She Came To The Memorial In A Faded Jacket Because His Name Was Still Missing

Chapter 1: The Woman With The Cane At The Memorial

Mary Carter stopped three steps short of the new memorial wall because the empty space was still empty.

Her cane found the ground once, twice, three times.

The sound was small beneath the folding chairs being opened, the murmur of volunteers carrying programs, the metallic click of the honor guard checking straps and buttons near the far side of the lawn. Nobody turned at first. She was used to that. Old women became part of the background if they stood still long enough.

But the name was not there.

Not on the polished black panel. Not on the printed dedication program lying in neat stacks beside the registration table. Not on the temporary display board where local families had clipped photographs of sons, daughters, brothers, husbands. Mary had known before she looked. She had told herself she would not expect anything this year. Expectations made the body foolish.

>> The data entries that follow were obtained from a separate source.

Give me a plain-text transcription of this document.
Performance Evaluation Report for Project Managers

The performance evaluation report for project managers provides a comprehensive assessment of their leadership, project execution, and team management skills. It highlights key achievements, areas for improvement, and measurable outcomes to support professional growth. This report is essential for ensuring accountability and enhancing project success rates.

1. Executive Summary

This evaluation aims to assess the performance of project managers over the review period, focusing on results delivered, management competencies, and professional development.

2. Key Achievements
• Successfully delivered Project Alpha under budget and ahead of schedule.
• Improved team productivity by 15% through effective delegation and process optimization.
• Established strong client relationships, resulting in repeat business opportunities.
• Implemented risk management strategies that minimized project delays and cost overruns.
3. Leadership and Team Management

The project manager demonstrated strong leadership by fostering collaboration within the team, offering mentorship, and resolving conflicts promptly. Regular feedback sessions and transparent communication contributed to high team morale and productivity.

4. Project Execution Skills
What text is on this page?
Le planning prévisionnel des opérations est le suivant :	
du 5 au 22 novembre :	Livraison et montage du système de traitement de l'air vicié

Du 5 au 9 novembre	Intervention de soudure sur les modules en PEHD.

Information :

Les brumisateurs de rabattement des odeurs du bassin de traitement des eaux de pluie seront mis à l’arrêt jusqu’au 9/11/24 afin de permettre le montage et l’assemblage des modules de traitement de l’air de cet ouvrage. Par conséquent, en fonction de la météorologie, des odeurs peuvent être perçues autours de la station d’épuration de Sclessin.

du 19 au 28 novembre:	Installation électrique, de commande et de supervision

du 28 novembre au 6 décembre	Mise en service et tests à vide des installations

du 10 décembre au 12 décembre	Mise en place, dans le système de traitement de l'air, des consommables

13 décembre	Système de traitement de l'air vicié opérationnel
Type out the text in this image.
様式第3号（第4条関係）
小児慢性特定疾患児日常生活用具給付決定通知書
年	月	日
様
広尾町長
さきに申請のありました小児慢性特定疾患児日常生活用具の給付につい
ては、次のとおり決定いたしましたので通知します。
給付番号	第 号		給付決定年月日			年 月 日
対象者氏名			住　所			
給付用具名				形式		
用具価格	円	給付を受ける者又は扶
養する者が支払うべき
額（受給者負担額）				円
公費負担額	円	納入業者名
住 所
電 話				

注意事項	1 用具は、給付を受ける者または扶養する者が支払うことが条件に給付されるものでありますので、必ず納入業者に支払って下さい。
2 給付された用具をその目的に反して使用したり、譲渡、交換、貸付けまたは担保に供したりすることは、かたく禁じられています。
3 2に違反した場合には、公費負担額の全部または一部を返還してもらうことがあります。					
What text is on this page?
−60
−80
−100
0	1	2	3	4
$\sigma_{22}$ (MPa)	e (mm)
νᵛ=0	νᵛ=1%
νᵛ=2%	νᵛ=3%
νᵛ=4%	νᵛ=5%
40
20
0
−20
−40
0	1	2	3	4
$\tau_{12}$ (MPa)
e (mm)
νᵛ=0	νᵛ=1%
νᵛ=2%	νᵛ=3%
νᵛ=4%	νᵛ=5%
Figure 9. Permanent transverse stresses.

Expectations made the hand tremble.

Still, she had come before the crowd.

Her faded camouflage jacket was too warm for the morning, and one sleeve had been patched with thread that did not quite match. She wore it because Steven had once laughed that clerks never looked like soldiers unless they stole somebody else’s field coat. He had been wrong about plenty of things. That had not been one of them.

Mary reached into the inside pocket and drew out the envelope.